Pro Tip: Use Check-ins, our automated behavioral tool, to keep a pulse on your clients between review meetings.
Prospect Theory and behavioral psychology tell us that the pain of loss is at least twice as powerful as the potential pleasure that might be derived from gains. The risk assessment portion focuses on the risk/reward “comfort zone” over the next six months based on the investment amount identified by the investor. This approach coaches and educates the investor in concepts like downside loss potential and the 95% Historical Range™ as they move toward their Risk Number®. At this point, it’s crucial for an investor to be comfortable with the full range of both the upside and downside outcomes presented.*
This question can be a great entry point into having this crucial conversation around investor behavior as investors work to refine their risk tolerance through the next large-loss scenario-focused within the bounds of the initial comfort zone identified earlier.

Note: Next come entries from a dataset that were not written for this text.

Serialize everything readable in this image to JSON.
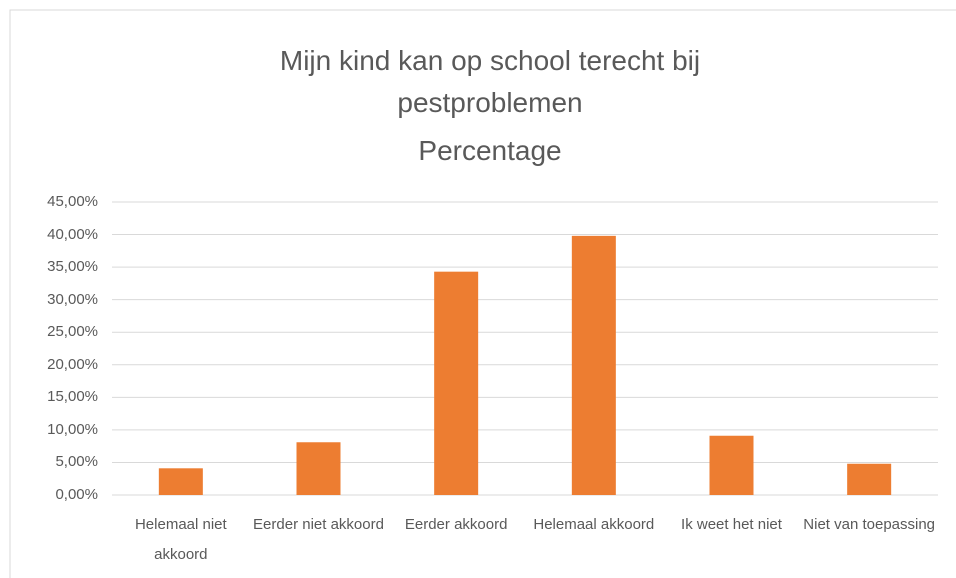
{
  "chart_data": {
    "type": "bar",
    "title": "Mijn kind kan op school terecht bij pestproblemen",
    "subtitle": "Percentage",
    "categories": [
      "Helemaal niet akkoord",
      "Eerder niet akkoord",
      "Eerder akkoord",
      "Helemaal akkoord",
      "Ik weet het niet",
      "Niet van toepassing"
    ],
    "values": [
      4.1,
      8.1,
      34.3,
      39.8,
      9.1,
      4.8
    ],
    "color": "#ed7d31",
    "ylim": [
      0,
      45
    ],
    "yticks": [
      {
        "value": 0,
        "label": "0,00%"
      },
      {
        "value": 5,
        "label": "5,00%"
      },
      {
        "value": 10,
        "label": "10,00%"
      },
      {
        "value": 15,
        "label": "15,00%"
      },
      {
        "value": 20,
        "label": "20,00%"
      },
      {
        "value": 25,
        "label": "25,00%"
      },
      {
        "value": 30,
        "label": "30,00%"
      },
      {
        "value": 35,
        "label": "35,00%"
      },
      {
        "value": 40,
        "label": "40,00%"
      },
      {
        "value": 45,
        "label": "45,00%"
      }
    ],
    "grid": true
  }
}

Investors will continue to choose between risk/reward scenarios and choose between an option to invest within the bounds of their comfort zone or sacrifice some potential upside in favor of a certain outcome. This process fosters a deep dive into the investor’s psyche around how they really feel about risk in relation to their actual investment portfolio.
Once investors are presented with their calculated result, they’ll have the option to fine-tune their final Risk Number up or down before confirming their final result by clicking “Yes That Feels Like Me.”
Once an investor has completed a risk assessment, you’ll want to confirm the Risk Number associated with their client profile by walking through the sets laid out in our Reviewing a Clients Risk Number knowledge base article.
What determines the upside/downside ratio on the Risk/Reward screen?
The upside/downside figures along the slider are actually the same numbers you'd see when selecting a Risk Target. In both instances (slider up/down ratio and 6-month risk range associated with Risk Target Risk Numbers) Riskalyze effectively optimizes a sample portfolio behind the scenes using equity, fixed income, and cash allocations to generate realistic figures. For example, a 6-month range of -10% to +15% might be the product of a 55% equity, 5 % cash, 40% fixed income allocation as optimized in a sample portfolio.